Born in 1718 into the Chalakatha (Chilliothe) division of the Shawnee nation, she spent her early youth in Pennsylvania. Her brother Cornstalk, and her Métis mother Katee accompanied her father Okowellos to the Alabama country in 1725. Their family returned to Pennsylvania within five years. In 1734 she married her first husband, a Chalakatha chief. By 1750 Nonhelema was a Shawnee chief, having significant influence within the Shawnee settlement in Kentucky known as Lower Shawneetown.

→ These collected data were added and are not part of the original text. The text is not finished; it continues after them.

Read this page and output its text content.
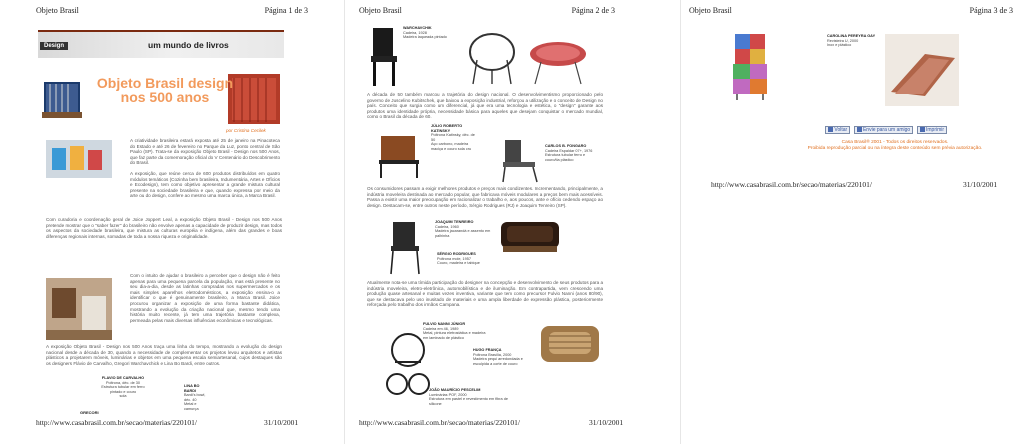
Objeto Brasil	Página 1 de 3
Design	um mundo de livros
Objeto Brasil design nos 500 anos
por Cristina Cecilek
A criatividade brasileira estará exposta até 25 de janeiro na Pinacoteca do Estado e até 26 de fevereiro no Parque da Luz, ponto central de São Paulo (SP). Trata-se da exposição Objeto Brasil - Design nos 500 Anos, que faz parte da comemoração oficial do V Centenário do Descobrimento do Brasil.
A exposição, que reúne cerca de 600 produtos distribuídos em quatro módulos temáticos (Cozinha bem brasileira, Indumentária, Artes e Ofícios e Ecodesign), tem como objetivo apresentar a grande mistura cultural presente na sociedade brasileira e que, quando expressa por meio da arte ou do design, confere ao mesmo uma marca única, a Marca Brasil.
Com curadoria e coordenação geral de Joice Joppert Leal, a exposição Objeto Brasil - Design nos 500 Anos pretende mostrar que o "saber fazer" do brasileiro não envolve apenas a capacidade de produzir design, mas todos os aspectos da sociedade brasileira, que mistura as culturas européia e indígena, além das grandes e boas diferenças regionais internas, somadas de toda a nossa riqueza e originalidade.
Com o intuito de ajudar o brasileiro a perceber que o design não é feito apenas para uma pequena parcela da população, mas está presente no seu dia-a-dia, desde as latinhas compradas nos supermercados e os mais simples aparelhos eletrodomésticos, a exposição ensina-o a identificar o que é genuinamente brasileiro, a Marca Brasil. Joice procurou organizar a exposição de uma forma bastante didática, mostrando a evolução da criação nacional que, mesmo tendo uma história muito recente, já tem uma trajetória bastante complexa, permeada pelas mais diversas influências econômicas e tecnológicas.
A exposição Objeto Brasil - Design nos 500 Anos traça uma linha do tempo, mostrando a evolução do design nacional desde a década de 30, quando a necessidade de complementar os projetos levou arquitetos e artistas plásticos a projetarem móveis, luminárias e objetos em uma pequena escala semiartesanal, cujos destaques são os designers Flávio de Carvalho, Gregori Warchavchick e Lina Bo Bardi, entre outros.
FLAVIO DE CARVALHO
Poltrona, déc. de 30
Estrutura tubular em ferro pintado e couro
sola
LINA BO BARDI
Bardi's bowl, déc. 40
Metal e camurça
GRECORI
http://www.casabrasil.com.br/secao/materias/220101/	31/10/2001
Objeto Brasil	Página 2 de 3
WARCHAVCHIK
Cadeira, 1928
Madeira laqueada pintado
A década de 50 também marcou a trajetória do design nacional. O desenvolvimentismo proporcionado pelo governo de Juscelino Kubitschek, que baixou a exposição industrial, reforçou a utilização e o conceito de Design no país. Conceito que surgia como um diferencial, já que era uma tecnologia e estética, o "design" garante aos produtos uma identidade própria, necessidade básica para aqueles que desejam conquistar o mercado mundial, como o Brasil da década de 60.
JÚLIO ROBERTO KATINSKY
Poltrona Katinsky, déc. de 50
Aço carbono, madeira maciça e couro sola cru
CARLOS B. FONGARO
Cadeira Espaldar 07+, 1976
Estrutura tubular ferro e couro/tia plástico
Os consumidores passam a exigir melhores produtos e preços mais condizentes. Incrementando, principalmente, a indústria moveleira destinada ao mercado popular, que fabricava móveis modulares a preços bem mais acessíveis. Passa a existir uma maior preocupação em racionalizar o trabalho e, aos poucos, ante e ofício cedendo espaço ao design. Destacam-se, entre outros neste período, Sérgio Rodrigues (RJ) e Joaquim Tenreiro (SP).
JOAQUIM TENREIRO
Cadeira, 1960
Madeira jacarandá e assento em palhinha
SÉRGIO RODRIGUES
Poltrona mole, 1957
Couro, madeira e tabique
Atualmente nota-se uma tímida participação do designer na concepção e desenvolvimento de seus produtos para a indústria moveleira, eletro-eletrônica, automobilística e de iluminação. Em contrapartida, vem crescendo uma produção quase artesanal e muitas vezes inventiva, variante que tem como precursor Fulvio Nanni (anos 80/90), que se destacava pelo uso inusitado de materiais e uma ampla liberdade de expressão plástica, posteriormente reforçada pelo trabalho dos irmãos Campana.
FULVIO NANNI JÚNIOR
Cadeira em 46, 1989
Metal, pintura eletrostática e madeira em laminado de plástico
HUGO FRANÇA
Poltrona Brasília, 2000
Madeira pequi arredondada e esculpida a corte de couro
JOÃO MAURÍCIO PESCELIM
Luminárias POF, 2000
Estrutura em pastel e revestimento em fibra de silicone
http://www.casabrasil.com.br/secao/materias/220101/	31/10/2001
Objeto Brasil	Página 3 de 3
CAROLINA PEREYRA GAY
Revisteira U, 2000
Inox e plástico
Voltar	Envie para um amigo	Imprimir
Casa Brasil® 2001 - Todos os direitos reservados.
Proibida reprodução parcial ou na íntegra deste conteúdo sem prévia autorização.
http://www.casabrasil.com.br/secao/materias/220101/	31/10/2001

Nonhelema had three husbands. The first was a Shawnee man. The third was Shawnee Chief Moluntha. She had a son, Thomas McKee, through her relationship with Indian agent Colonel Alexander McKee and another son, Captain Butler/Tamanatha, through her relationship with Colonel Richard Butler.

Nonhelema, known as a warrior, stood nearly six feet, six inches (198 cm). Some called her "The Grenadier" or "The Grenadier Squaw", due to the large height of 18th-century grenadiers. She was present at the Battle of Bushy Run in 1763. Nonhelema and Cornstalk supported neutrality when their land became the Western theater of the American Revolutionary War. In Summer 1777, Nonhelema warned Americans that parts of the Shawnee nation had traveled to Fort Detroit to join the British.

Despite Cornstalk's 1777 murder at Fort Randolph, Nonhelema continued to support the United States, warning both Fort Randolph and Fort Donnally of impending attacks. She dressed Phillip Hamman and John Pryor as natives so they could go the 160 miles to Fort Donnally to give warning. In retribution, her herds of cattle were destroyed. Nonhelema led her followers to the Coshocton area, near Lenape Chief White Eyes. In 1780, Nonhelema served as a guide and translator for Augustin de La Balme in his campaign to the Illinois country.

In 1785, Nonhelema petitioned Congress for a 1,000-acre grant in Ohio, as compensation for her services during the American Revolutionary War. Congress instead granted her a pension of daily rations, and an annual allotment of blankets and clothing.

Nonhelema and Moluntha were captured by General Benjamin Logan in 1786. Moluntha was killed by an American soldier, and Nonhelema was detained at Fort Pitt. While there, she helped compile a dictionary of Shawnee words. She was later released, but died in December 1786.

==Fictional depictions==
Nonhelema is the subject of Warrior Woman, a 2003 novel authored by James Alexander Thom and Dark Rain Thom.

She is portrayed by Karina Lombard in the November 2016 episode "Stranded" of the NBC TV series Timeless.